The US federal budget seems out of control. Funding spats and debt-ceiling standoffs routinely threaten to force defaults and shutdowns. America's once-unassailable credit rating keeps slipping. Has the government simply become too big to manage?
No, but it has been so poorly managed that one could be forgiven for reaching that conclusion. Congress must do better, and next year it will have a rare opportunity.
In 2017, Congress passed a law commonly known as the Tax Cuts and Jobs Act. Its authors sold it as a fiscal miracle drug: It would simplify taxes, make businesses more competitive, increase wages, create better jobs, boost economic growth and raise revenue.
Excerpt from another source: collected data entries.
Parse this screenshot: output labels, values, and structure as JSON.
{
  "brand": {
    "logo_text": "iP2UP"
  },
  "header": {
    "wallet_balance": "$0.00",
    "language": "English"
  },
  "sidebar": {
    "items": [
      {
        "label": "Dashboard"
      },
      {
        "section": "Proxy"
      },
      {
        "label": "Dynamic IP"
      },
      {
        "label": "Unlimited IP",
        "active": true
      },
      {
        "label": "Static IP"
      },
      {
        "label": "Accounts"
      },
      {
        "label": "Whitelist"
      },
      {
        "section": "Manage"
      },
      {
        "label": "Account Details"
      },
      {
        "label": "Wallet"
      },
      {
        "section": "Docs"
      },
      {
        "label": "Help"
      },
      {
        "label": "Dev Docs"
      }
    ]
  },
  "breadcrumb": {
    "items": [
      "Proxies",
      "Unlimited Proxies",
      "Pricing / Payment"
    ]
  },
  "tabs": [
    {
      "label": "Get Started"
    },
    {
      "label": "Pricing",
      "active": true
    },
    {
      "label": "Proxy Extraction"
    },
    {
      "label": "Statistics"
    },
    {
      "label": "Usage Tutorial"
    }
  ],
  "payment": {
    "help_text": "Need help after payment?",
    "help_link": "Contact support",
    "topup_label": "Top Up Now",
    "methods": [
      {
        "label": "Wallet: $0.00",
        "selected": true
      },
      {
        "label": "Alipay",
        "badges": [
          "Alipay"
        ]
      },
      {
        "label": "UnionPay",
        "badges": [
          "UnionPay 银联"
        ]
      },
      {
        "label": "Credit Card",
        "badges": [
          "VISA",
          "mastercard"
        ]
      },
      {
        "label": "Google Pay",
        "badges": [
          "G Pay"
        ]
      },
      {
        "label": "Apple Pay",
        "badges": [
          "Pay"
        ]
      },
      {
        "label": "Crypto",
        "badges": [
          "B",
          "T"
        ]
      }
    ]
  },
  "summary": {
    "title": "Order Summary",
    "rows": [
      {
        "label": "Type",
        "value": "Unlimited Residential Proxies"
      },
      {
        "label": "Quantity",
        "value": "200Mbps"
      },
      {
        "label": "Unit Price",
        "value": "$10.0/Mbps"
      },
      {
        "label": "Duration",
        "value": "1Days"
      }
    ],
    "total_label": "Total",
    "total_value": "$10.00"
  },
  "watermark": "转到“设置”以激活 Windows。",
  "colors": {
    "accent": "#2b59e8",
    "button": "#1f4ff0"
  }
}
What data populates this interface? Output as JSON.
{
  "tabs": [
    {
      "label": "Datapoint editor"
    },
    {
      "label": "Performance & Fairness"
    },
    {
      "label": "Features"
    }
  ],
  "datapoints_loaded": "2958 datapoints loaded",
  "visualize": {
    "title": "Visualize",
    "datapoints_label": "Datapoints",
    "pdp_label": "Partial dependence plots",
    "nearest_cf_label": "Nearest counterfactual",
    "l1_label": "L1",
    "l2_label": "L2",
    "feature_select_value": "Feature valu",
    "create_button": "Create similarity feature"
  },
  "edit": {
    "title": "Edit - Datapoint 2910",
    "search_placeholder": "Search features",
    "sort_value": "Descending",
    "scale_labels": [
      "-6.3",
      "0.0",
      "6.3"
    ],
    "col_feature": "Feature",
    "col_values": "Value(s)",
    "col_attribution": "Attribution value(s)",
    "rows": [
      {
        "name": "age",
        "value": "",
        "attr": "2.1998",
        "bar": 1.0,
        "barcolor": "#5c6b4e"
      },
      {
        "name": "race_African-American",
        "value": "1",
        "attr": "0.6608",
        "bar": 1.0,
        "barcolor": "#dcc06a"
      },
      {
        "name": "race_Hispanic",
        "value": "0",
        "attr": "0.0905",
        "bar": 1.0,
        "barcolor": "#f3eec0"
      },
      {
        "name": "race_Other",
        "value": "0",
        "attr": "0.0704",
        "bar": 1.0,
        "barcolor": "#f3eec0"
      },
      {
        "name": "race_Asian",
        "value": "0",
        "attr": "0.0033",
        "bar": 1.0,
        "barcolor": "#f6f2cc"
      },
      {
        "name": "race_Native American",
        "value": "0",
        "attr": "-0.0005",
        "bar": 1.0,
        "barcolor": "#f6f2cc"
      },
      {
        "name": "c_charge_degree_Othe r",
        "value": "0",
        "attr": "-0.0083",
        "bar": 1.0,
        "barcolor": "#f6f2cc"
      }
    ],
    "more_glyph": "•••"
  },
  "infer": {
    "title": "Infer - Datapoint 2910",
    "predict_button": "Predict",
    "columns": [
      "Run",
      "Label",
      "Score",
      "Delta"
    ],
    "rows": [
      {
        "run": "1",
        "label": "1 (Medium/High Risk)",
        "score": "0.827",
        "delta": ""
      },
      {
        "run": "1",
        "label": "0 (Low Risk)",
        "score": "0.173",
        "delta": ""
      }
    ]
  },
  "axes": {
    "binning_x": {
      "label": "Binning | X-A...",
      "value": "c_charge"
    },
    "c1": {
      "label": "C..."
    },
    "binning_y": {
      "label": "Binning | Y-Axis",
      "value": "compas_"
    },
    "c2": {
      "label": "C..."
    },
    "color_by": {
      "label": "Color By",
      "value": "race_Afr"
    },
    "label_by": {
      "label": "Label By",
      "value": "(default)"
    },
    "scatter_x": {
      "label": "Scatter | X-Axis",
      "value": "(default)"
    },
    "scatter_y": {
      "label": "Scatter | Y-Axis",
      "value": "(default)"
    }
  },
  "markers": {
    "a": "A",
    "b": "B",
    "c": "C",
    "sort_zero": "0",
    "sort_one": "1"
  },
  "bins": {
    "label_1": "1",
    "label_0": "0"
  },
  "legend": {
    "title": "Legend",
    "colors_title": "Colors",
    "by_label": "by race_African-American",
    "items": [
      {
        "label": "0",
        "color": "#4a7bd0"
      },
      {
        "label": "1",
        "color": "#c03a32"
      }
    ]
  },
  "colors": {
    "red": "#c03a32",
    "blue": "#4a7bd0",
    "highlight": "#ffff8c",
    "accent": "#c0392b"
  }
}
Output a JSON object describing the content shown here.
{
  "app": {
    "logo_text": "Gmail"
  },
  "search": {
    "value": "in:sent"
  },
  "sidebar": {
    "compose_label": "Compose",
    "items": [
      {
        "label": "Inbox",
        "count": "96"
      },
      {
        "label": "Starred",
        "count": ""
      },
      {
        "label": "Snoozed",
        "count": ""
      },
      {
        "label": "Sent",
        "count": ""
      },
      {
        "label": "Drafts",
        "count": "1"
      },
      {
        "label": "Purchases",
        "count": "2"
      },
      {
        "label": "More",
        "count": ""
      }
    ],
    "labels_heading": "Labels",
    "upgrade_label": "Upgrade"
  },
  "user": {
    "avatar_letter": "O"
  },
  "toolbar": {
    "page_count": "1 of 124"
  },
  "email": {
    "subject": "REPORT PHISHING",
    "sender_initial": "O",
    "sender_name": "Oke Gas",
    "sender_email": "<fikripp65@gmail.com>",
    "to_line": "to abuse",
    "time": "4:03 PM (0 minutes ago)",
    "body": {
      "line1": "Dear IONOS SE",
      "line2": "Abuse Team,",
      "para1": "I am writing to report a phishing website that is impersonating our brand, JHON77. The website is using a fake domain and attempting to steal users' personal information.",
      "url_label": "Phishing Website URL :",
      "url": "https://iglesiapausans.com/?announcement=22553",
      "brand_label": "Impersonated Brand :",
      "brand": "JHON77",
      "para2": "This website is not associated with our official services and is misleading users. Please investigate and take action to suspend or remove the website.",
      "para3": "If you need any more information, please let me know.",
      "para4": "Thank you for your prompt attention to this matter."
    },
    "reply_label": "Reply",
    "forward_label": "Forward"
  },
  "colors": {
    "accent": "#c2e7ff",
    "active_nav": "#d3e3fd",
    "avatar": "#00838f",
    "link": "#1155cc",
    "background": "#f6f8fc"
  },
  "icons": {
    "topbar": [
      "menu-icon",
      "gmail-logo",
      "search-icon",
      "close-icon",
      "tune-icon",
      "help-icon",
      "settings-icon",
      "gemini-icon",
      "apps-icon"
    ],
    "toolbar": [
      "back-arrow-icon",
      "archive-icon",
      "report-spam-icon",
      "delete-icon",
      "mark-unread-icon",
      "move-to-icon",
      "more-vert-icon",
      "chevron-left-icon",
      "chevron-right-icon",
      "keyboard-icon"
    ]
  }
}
Now the evidence is in, and the TCJA looks set to be remembered as an outstanding fiscal disaster. By 2027, it will have cost almost $2 trillion, while failing to deliver the promised benefits.
Economists typically expect a tax cut to have the greatest impact in its first year. In 2019, the Congressional Research Service, charged with briefing Congress on its own policies, concluded that the TCJA didn’t increase wages and had little to no effect on economic growth. Researchers at the International Monetary Fund reached a similar conclusion about private investment. Companies themselves reported they didn’t use the tax cut to invest, hire or give raises.
It’s hard to see how policy makers could have expected anything different, given the history of tax cuts. Similar initiatives in 2001 and 2003 didn’t strengthen the economy or pay for themselves, either. Instead, they primarily benefited the wealthiest households, while sharply increasing federal deficits and debt. Regular Americans appear to understand this: They mostly didn’t support the TCJA, even as it was being passed.
The mismanagement becomes all the more galling when one considers how the money could have been spent. Two trillion dollars over ten years isn’t chump change. The 2021 expansion of the Child Tax Credit, which temporarily lifted almost 3 million children out of poverty, would have cost $1.6 trillion to extend for ten years — an expense that lawmakers considered too great. And that would still leave $400 billion, enough to provide universal child care and two years of free preschool to all interested US families.